Are there any foods you associate more with their texture than their taste? For me, anything gelatinous, chicken feet dim sum, crème brûlée and Fig Newtons come to mind. I haven’t had a Nabisco Fig Newton in a long time, but I distinctly remember my favorite way to eat them growing up: pressing an entire cookie to the roof of my mouth with my tongue and letting it dissolve into sugary nothingness. I always thought that the cookies, what with ‘fig’ in their name and all, were a more nutritionally virtuous choice than, say, Oreos.
At a recent meeting, our company’s Registered Dietitian used a nutritional index to show us how common foods – both processed and whole – measured up. Imagine my surprise and disappointment when Fig Newtons received practically the same nutritional score as that classic harbinger of highly-processed and additive-laden chocolate and ‘creme’, Oreos! As figs are naturally high in sugar, the addition of high-fructose corn syrup doesn’t help Newtons’ lackluster nutritional profile. Plus, bleached all-purpose flour is generally a nutritional no-no. Add to these dings an overly-long list of mysterious ingredients, and you might as well just have an Oreo. Buy maybe not a Double Stuf.

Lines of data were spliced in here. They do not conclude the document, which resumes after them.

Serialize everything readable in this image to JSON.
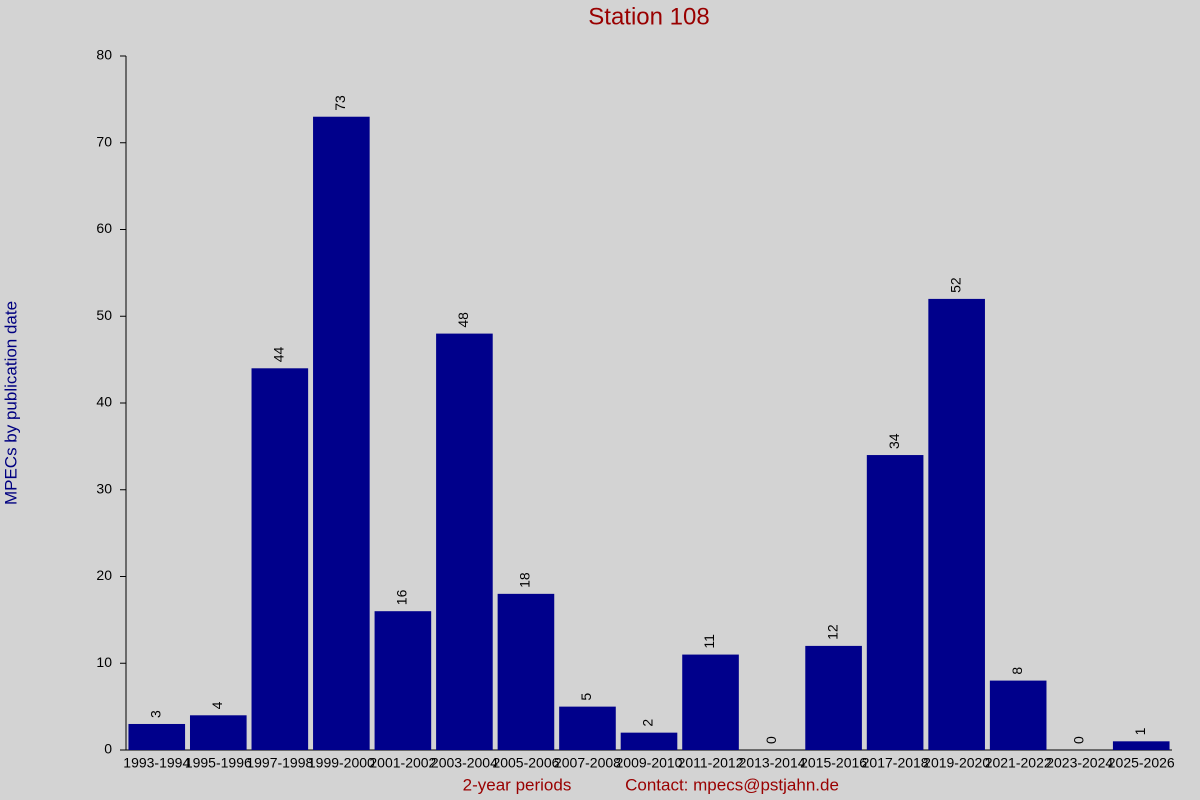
{
  "chart_data": {
    "type": "bar",
    "title": "Station 108",
    "x_label": "2-year periods",
    "contact": "Contact: mpecs@pstjahn.de",
    "y_label": "MPECs by publication date",
    "categories": [
      "1993-1994",
      "1995-1996",
      "1997-1998",
      "1999-2000",
      "2001-2002",
      "2003-2004",
      "2005-2006",
      "2007-2008",
      "2009-2010",
      "2011-2012",
      "2013-2014",
      "2015-2016",
      "2017-2018",
      "2019-2020",
      "2021-2022",
      "2023-2024",
      "2025-2026"
    ],
    "values": [
      3,
      4,
      44,
      73,
      16,
      48,
      18,
      5,
      2,
      11,
      0,
      12,
      34,
      52,
      8,
      0,
      1
    ],
    "color": "#00008b",
    "ylim": [
      0,
      80
    ],
    "yticks": [
      0,
      10,
      20,
      30,
      40,
      50,
      60,
      70,
      80
    ],
    "grid": false
  }
}
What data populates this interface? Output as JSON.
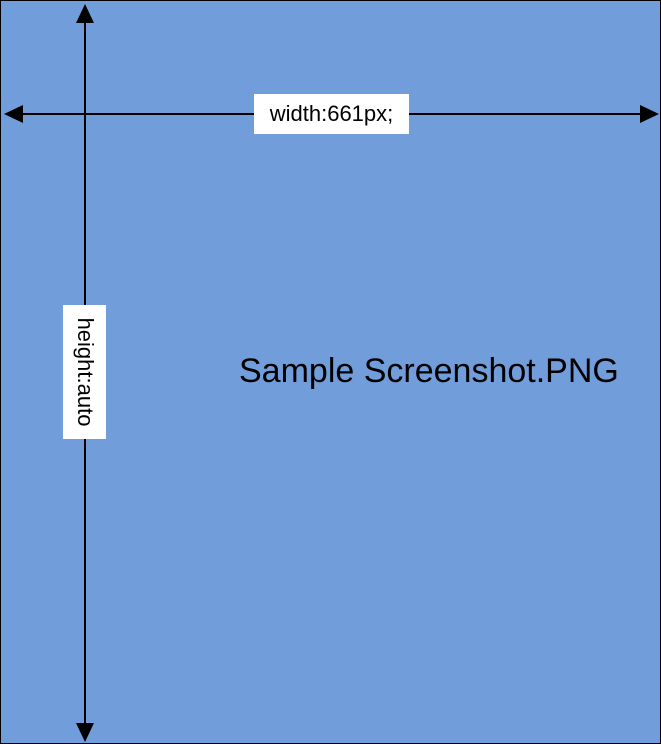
{
  "diagram": {
    "width_label": "width:661px;",
    "height_label": "height:auto",
    "file_label": "Sample Screenshot.PNG",
    "colors": {
      "fill": "#719ddb",
      "stroke": "#000000",
      "label_background": "#ffffff"
    }
  }
}
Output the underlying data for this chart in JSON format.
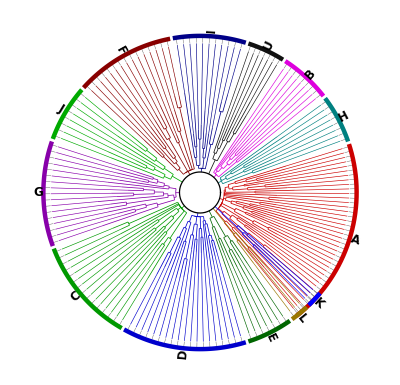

Naturally, all this talk about Fig Newtons made me want to eat one. While I sometimes indulge in Downtown Bakery’s oversized Fig Newtons at the Ferry Plaza Farmers Market, I realistically wasn't going to wait until Saturday and had heard through the office grapevine that our resident pastry expert was a Newton aficionado. A few conversations and days later, I set to work on my own version. These Newtons are more involved than your standard one-bowl drop cookies, but their flavor and texture are infinitely more complex. Also, as you can tell from the photo they’re substantially thicker than Nabisco’s Newtons. It’s a feat of trans fats and modern machinery that Nabisco manages to flatten the dough so thin without breaking. When homemade, the Newtons are inherently more rustic, charming and delicious. Just don’t try to flatten an entire one against the roof of your mouth!
Adapted from Baking with Jim Dodge
¼ lb dried strawberries, halved
¼ lb dried Black Mission figs, stemmed and quartered
2 tbsp boiling water
1 tbsp unsweetened cocoa powder
1 tsp ground cinnamon
¼ cup honey
Zest of ½ lemon
Zest of ½ orange
In a small bowl, pour boiling water over dried strawberries and figs and allow to soak overnight or for at least 4 hours.
Combine all ingredients in food processor and pulse to combine. Scrape sides of bowl and continue to process until mixture is smooth and paste-like.
Cover and set aside until needed. You can make the filling ahead of time and refrigerate for up to a few days.
1½ cups unbleached all-purpose flour
1 cup whole-wheat pastry flour or white whole wheat flour
¼ cup evaporated cane juice
2½ tsp baking powder
½ tsp kosher salt
1 stick unsalted butter, chilled and cut into ½”-cubes
2 large eggs
½ tsp vanilla extract
¼ cup whole milk
In the bowl of a food processor fitted with the ‘S’ blade, pulse both flours, evaporated cane juice, baking powder and salt to combine. Add butter and pulse until mixture resembles coarse cornmeal.
In a small bowl, beat eggs until smooth, and then mix in vanilla and milk.
With the motor running, add egg-milk mixture to flour mixture and pulse just until dough comes together.
Gather dough into a ball, flatten into a round disc and cover in plastic wrap. Chill for one hour.
Preheat oven to 350°F. On a lightly-floured surface, roll dough out to just under ¼”-thick. I am incapable of eyeballing the measurement, so I slap these handy rings onto my rolling pin. I highly recommend them!
Cut dough into long, 4”-wide strips. Form a long cylinder of chilled filling about 1” in diameter (like an elongated Tootsie Roll), and place along the inside long edge of one of the strips of dough.
Roll dough around filling, pressing open edges of dough into the filling to seal. Ensure that cookie roll is seam-side down, and gently roll the pin over the top to flatten the cookies.
Cut the roll crosswise into 1”-wide slices, and repeat until all dough and filling are used.
Transfer cookies, seam-side down, to a Silpat- or parchment-lined baking sheet and bake until lightly browned (15-25 minutes). Cool on wire racks.